A light, bright citrusy flavor is achieved by adding in some fresh lemon juice and lemon zest.
Normally we would lean towards using almond butter for our granola/protein bites, but not this time. Since we didn’t want to add any other strong flavors to the mix, we used cashew butter to bind everything together.
The result was a surprisingly simple and super quick recipe for protein bites that are satisfying, wholesome, and not super expensive!
Tips for Making Lemon Protein Bites
- Because natural cashew butter can be quite oily, make sure to thoroughly incorporate the oil before measuring.
- Due to the difference in cashew butters, and even protein powders, you may find that your granola mixture still seems too “wet” or too “dry” after mixing all of the ingredients together. If the mixture doesn’t hold together when pressed, add in more lemon juice or honey a tablespoon at a time. If the mixture seems too wet, add more oat flour, a tablespoon at a time, until you reach desired consistency.
- Want more of a chew to your bites? Swap out 1/4 cup of the oat flour for rolled oats.
- The nutrition information will vary based on the type of protein powder used, since protein, sugar, and fat content can vary greatly between brands. The nutrition of these bites is based off of Muscle Milk Genuine Protein Powder — Vanilla Creme.

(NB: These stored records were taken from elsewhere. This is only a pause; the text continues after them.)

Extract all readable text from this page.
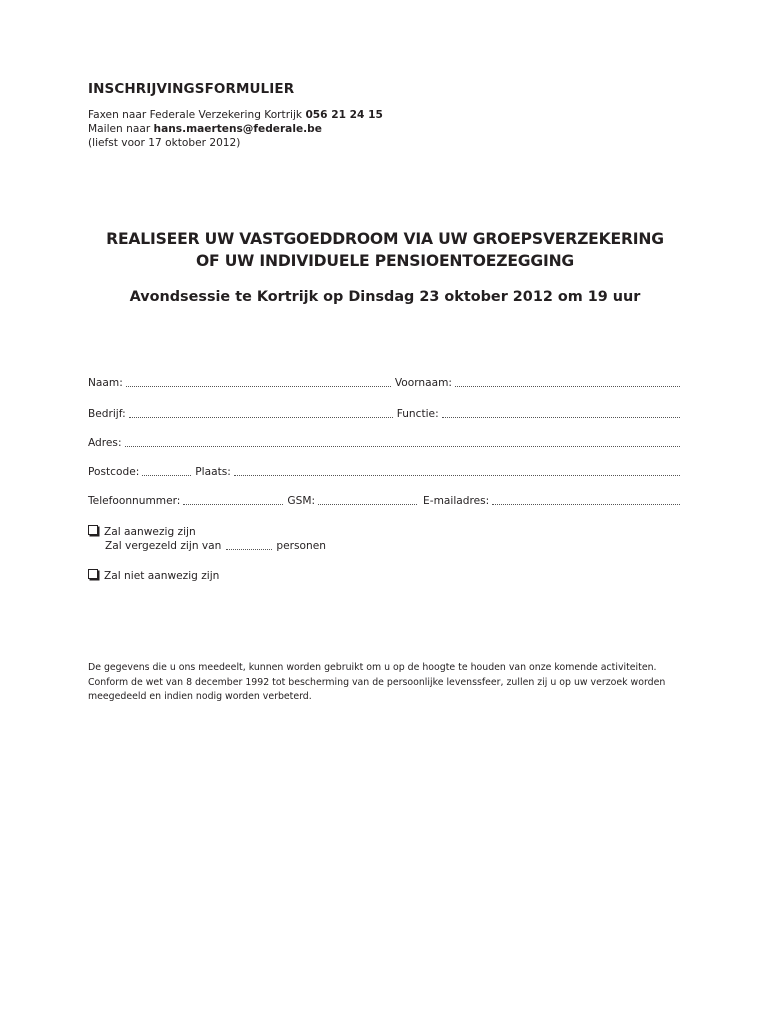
INSCHRIJVINGSFORMULIER
Faxen naar Federale Verzekering Kortrijk 056 21 24 15
Mailen naar hans.maertens@federale.be
(liefst voor 17 oktober 2012)
REALISEER UW VASTGOEDDROOM VIA UW GROEPSVERZEKERING
OF UW INDIVIDUELE PENSIOENTOEZEGGING
Avondsessie te Kortrijk op Dinsdag 23 oktober 2012 om 19 uur
Naam:	Voornaam:
Bedrijf:	Functie:
Adres:
Postcode:	Plaats:
Telefoonnummer:	GSM:	E-mailadres:
Zal aanwezig zijn
Zal vergezeld zijn van	personen
Zal niet aanwezig zijn
De gegevens die u ons meedeelt, kunnen worden gebruikt om u op de hoogte te houden van onze komende activiteiten.
Conform de wet van 8 december 1992 tot bescherming van de persoonlijke levenssfeer, zullen zij u op uw verzoek worden
meegedeeld en indien nodig worden verbeterd.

- Feel free to make these protein bites any size you want. The size recommended is just enough for a quick boost!
- Looking for some crunch? Add 1/2 to 1 teaspoon chia seeds or lemon poppy seeds.
- Looking for some sweetness? Add 1/4 cup white chocolate chips.
- 1 Cup almond flour/meal
- 1 Cup oat flour
- 4 Tablespoons vanilla protein powder (try to use one with little to no added sugar)
- 1 Tablespoon fresh lemon zest
- 1/4 Cup natural cashew butter (make sure that any oil is thoroughly stirred in before measuring)
- 3 Tablespoons honey or pure maple syrup
- 2-3 Tablespoons fresh lemon juice
- In a high-powered blender or food processor, combine almond flour, oat flour, vanilla protein powder, and fresh lemon zest.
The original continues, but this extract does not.